By Stephanie Gervais.
I am an artist with a proposal for an exhibition during Refugee Week 2017 in association with the Manchester-based Syrian advocacy organization Rethink Rebuild Society.
Below I outline the projects and the different exhibition format they could take. I am looking for an appropriate space to exhibit this work in whole or in part, depending on the agenda and concept for Refugee Week 2017. If you are interested please contact me on firstname.lastname@example.org
Project 1: Europe, the Land of Generosity
Europe, the Land of Generosity is a multimedia art installation including framed prints, works on canvas and a multichannel sound installation. The work began with the handwritten stories of people I met in Calais, France, trying to cross the border to reach the UK. The authors, in conversation with myself, were asked to recount in writing their journey of arriving in Europe.
The installation draws together the original stories transformed into ink jet prints, sewn works of text on canvas, and a multichannel sound installation of conversations, moments shared, and stories retold through English translation. A narrative of place and time spent with a group of people, the work is a historical project as well as a cultural testimony of contemporary movement, showcasing traditional and emerging heritage, including the potential unleashed by the collision of cultures.
The space required to exhibit the entire work is roughly 9 m x 4 m, including 20 photographs, 4 works on canvas and an installation of four speakers. A smaller space could also be used to exhibit a portion of the work.

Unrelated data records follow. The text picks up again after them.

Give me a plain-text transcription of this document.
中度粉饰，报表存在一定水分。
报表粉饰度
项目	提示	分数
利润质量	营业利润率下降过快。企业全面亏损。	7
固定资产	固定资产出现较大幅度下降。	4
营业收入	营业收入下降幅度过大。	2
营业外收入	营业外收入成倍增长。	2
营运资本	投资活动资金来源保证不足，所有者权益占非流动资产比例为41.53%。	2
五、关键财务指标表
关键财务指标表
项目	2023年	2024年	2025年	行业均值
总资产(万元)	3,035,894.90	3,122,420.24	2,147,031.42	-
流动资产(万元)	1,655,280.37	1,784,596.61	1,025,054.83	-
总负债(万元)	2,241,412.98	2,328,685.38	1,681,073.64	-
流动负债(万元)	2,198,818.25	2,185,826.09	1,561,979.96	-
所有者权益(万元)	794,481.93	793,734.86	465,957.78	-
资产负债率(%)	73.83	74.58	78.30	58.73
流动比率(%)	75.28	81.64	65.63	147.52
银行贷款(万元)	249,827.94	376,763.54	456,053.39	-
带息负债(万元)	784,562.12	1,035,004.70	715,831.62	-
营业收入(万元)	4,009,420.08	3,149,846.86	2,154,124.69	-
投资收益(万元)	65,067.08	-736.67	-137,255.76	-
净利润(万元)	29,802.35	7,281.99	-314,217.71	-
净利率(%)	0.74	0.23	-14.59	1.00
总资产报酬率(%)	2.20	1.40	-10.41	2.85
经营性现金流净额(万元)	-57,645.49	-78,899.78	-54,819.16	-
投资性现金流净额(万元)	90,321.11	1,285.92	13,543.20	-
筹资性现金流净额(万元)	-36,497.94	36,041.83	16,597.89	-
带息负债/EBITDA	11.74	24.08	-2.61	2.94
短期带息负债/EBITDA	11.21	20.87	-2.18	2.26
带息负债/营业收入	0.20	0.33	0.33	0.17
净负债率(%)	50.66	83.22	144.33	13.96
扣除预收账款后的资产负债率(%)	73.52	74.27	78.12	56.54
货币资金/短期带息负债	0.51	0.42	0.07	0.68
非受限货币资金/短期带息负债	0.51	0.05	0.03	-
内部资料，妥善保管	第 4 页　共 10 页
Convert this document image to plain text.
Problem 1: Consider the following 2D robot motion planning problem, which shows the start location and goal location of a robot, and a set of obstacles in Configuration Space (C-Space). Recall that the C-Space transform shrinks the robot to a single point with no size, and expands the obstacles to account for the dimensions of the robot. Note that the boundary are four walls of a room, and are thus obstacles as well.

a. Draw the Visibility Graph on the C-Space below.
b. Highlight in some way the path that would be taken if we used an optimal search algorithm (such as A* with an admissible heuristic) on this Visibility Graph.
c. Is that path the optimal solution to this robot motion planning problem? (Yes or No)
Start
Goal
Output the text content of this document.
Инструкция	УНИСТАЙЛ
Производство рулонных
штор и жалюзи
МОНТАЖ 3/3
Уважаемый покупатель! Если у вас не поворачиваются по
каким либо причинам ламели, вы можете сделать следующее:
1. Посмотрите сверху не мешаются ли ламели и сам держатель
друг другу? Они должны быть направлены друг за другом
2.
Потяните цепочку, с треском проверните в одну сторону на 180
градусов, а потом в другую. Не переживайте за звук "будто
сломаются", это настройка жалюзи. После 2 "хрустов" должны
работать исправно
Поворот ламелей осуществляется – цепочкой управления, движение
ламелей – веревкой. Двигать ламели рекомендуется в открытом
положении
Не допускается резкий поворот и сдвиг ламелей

Project 2: Memory and Revolution: The Songs Collect Us
Memory and Revolution: The Songs Collect Us is a work of two parts. The first is a series of videos in which Syrian refugees in the UK narrate stories about life in Syria, the origins of the 2011 uprising and the ensuing conflict. The project sits within a campaign by Rethink Rebuild Society to dispel misconceptions about the conflict while promoting a better understanding of Syrian refugees within British society.
The second part is a series of videos in which Syrian refugees are filmed in their UK homes singing popular songs from the period of the revolution. Songs and chants that spoke of freedom quickly became a galvanizing force for peaceful protesters and the opposition as well as a renewing source of strength and refuge for the general public, and are still sung and cherished by Syrians inside and outside the country.
The idea of this work is to construct a living history piece by piece, through the many personal voices collected. The reliving of the songs and the musical heritage of the Revolution in a new time and place reinforces the primacy and ongoing relevance of original events and the ideals and impusles behind them.
Each video is between 1- 5 minutes in length, and there will be roughly 60 videos included in the final body of work. The videos are designed for a physical exhibition as well as online use.
The exhibition has been designed for two adjoining rooms, one displaying narration videos and the other singing videos. The videos will be directly projected onto the walls or shown on projection screens. The sound from each video will be played aloud and with directional speakers. In the room with the singing videos, one wall will display a continuous projection of written English translations of song lyrics. Periodically, all sound from the singing videos will be silenced in favour of one of the videos’ soundtracks being played on loudspeaker.
It would also be possible to design the exhibition for one large room. The sound may also be reconceived depending on equipment and resources.
A few select videos could be displayed either as projections or on small screens within a group exhibition or a smaller space. A minimum of four videos should be exhibited in a showing, and the sound could be played on headphones. There is significant variety for the scale of this work.
About Stephanie Gervais:
Stephanie Gervais is an American artist living between Manchester and London. She completed an MFA at Goldsmiths College in 2016. She combines works with photography, video, language, and sculpture to approach culture, history and belonging. She has exhibited her work in Brazil, France, London and the US. Her recent work Europe The Land of Generosity is based on the stories of people she met in Calais, France, trying to cross the border to reach the UK. The work was shown as an installation including handwritten stories transformed into ink jet prints, sewn works of text on canvas, and a multichannel sound installation. She is currently collaborating with Rethink Rebuild Society of Manchester to produce an upcoming video series on storytelling and songs around the Syrian Revolution and memory.
About Rethink Rebuild Society:
Rethink Rebuild Society (RR) is a Manchester-based Syrian advocacy and community organisation working since 2013 to improve the lives of Syrians in Manchester by helping them become positively established within British society, striving to clarify the complexities of the Syrian conflict to the wider British public and to promote Syrian issues within the British landscape. RR work comprises of community support, advocacy, and education.